Sexpectations. Wanting More and Getting Less.

Wanting More and Getting Less, or Vice Versa.

Sexpectations focuses on breaking down unrealistic sexual pressures and providing advice on pleasure, confidence, and relationships - it  often addresses hookup culture, sexual health, and the promotion of a more open, sex-positive dialogue.

Somewhere between your whatever third situationship, endless dating adventures and your best friend’s second engagement, you begin to realize that expectations, and especially sexpectations are doing a lot of heavy lifting in your love life. And not in a heavy lifting, core strengthening way., but more like in a “why did I think he’d text me back after ‘u up?’” kind of way.

Let’s be honest that today's dating has turned us into part-time detectives, full-time fantasists. We don’t just meet someone, we build a full blown romantic narrative before they’ve even enter our name correctly in their phone. Suddenly, a decent kiss becomes a spark, a late-night conversation becomes emotional intimacy, and one good date turns into a projected five year plan. 

That’s where sexpectations sneak in those quiet, often unspoken assumptions about what sex means. Today sex is often about a quick appetite  satisfaction, like ordering takeout. But to some, it’s practically a soft launch of a relationship. And then there are the rest of us, hovering somewhere in between, wondering if we should stay the night or make a dramatic exit.

The problem is that nobody hands you a manual explaining which expectation belongs to which encounter. And improvisation is your best bet. 

Let's talk chemistry. When is this good, surely it means something. However, chemistry can betray you, chemistry is that friend who convinces you to get a tatoo, and it feels right in the moment, but three weeks later, you start questioning it.
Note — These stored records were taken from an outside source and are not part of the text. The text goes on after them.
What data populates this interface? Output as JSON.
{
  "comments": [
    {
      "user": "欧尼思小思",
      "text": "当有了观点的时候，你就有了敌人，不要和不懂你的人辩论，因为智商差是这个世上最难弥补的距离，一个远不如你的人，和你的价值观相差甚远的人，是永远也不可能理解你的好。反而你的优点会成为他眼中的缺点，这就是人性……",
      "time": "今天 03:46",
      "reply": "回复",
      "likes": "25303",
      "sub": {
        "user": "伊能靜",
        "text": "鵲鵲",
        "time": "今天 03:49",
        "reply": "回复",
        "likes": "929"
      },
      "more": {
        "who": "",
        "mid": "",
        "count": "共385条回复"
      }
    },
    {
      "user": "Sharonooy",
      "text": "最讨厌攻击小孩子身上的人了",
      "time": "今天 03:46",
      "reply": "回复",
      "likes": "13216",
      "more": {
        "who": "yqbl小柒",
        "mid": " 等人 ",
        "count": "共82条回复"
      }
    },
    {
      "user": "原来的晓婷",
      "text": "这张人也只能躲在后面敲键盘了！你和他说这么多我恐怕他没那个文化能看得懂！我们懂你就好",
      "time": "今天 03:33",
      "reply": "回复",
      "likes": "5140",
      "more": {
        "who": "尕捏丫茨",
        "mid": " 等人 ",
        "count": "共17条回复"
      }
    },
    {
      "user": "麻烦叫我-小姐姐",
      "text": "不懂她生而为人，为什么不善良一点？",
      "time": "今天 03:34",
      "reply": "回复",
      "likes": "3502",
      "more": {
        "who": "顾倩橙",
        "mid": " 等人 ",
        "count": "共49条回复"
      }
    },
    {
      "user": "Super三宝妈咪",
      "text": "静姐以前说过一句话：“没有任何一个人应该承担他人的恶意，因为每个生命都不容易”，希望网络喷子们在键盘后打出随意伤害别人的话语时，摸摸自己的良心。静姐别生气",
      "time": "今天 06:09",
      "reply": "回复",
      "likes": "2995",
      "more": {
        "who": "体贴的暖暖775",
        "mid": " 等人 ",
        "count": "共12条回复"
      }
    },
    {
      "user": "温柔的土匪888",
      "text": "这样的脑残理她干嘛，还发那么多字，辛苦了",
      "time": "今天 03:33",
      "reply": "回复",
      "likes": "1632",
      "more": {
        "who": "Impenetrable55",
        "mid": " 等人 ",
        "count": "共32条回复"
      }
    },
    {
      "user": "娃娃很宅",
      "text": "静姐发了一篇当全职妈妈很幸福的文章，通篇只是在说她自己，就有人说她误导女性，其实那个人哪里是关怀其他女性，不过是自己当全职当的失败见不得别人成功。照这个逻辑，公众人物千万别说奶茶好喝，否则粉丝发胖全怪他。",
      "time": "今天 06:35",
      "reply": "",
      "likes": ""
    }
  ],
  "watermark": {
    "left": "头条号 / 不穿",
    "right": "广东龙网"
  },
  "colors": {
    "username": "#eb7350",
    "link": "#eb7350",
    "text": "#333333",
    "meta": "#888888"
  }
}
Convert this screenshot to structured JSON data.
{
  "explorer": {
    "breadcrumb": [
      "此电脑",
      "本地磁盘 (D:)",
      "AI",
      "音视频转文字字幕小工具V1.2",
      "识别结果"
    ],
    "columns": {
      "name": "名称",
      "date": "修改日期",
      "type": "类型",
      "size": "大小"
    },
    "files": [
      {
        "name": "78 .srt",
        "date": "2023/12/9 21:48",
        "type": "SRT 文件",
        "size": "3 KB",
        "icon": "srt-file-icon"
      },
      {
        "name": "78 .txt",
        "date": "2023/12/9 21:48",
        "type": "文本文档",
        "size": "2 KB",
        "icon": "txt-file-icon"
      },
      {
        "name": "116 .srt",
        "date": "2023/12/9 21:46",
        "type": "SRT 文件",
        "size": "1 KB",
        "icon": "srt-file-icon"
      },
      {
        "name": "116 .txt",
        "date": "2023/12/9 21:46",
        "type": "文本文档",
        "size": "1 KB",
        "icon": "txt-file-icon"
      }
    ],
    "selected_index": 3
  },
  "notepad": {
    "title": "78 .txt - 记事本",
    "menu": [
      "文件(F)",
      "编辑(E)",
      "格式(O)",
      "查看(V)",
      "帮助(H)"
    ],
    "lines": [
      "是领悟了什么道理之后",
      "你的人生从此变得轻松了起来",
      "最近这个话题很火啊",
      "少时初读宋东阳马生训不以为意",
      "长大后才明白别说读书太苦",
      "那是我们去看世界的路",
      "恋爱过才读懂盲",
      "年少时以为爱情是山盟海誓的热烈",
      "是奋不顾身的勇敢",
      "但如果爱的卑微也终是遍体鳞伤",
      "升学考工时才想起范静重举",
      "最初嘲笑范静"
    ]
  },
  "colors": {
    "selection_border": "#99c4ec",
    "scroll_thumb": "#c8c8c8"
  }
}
Let's talk communication, or rather the lack of it in modern dating. We’ll discuss our star signs, our childhood traumas, and our opinions on oat milk, but ask directly, “What are you looking for?” and suddenly it’s like you’ve requested their tax returns. So instead, we interpret signs. He stayed over? Promising. He left immediately? Not interested. He texted “had fun”? Ambiguous, but we’ll analyze it anyway. Let's stop over analyzing and focus on clear communication without expectations.

Here’s the truth no one really wants to admit that sexpectations are less about the other person and more about the stories we tell ourselves. We project meaning because uncertainty is uncomfortable. It’s easier to believe a moment means something than to accept it might just be a moment.

But what happens if we flipped it?

What if sex didn’t automatically come with a hidden contract? What if we let experiences exist without forcing them into a narrative arc worthy of a streaming drama?

This doesn’t mean lowering your standards, and stop fantasizing,  it means clarifying them. There’s a difference between expecting respect and expecting mind-reading without a clear communication. One is non-negotiable, the other is a fast track to disappointment.

Next time you find yourself spiraling over a delayed text or decoding and overanalyzing your last date, pause and ask if this an expectation or an assumption? Because in the end, navigating sexpectations is less about playing it cool and more about being honest with yourself and with someone else. It might not always lead to the perfect ending, but at least it saves you from writing entire love stories based on a single chapter.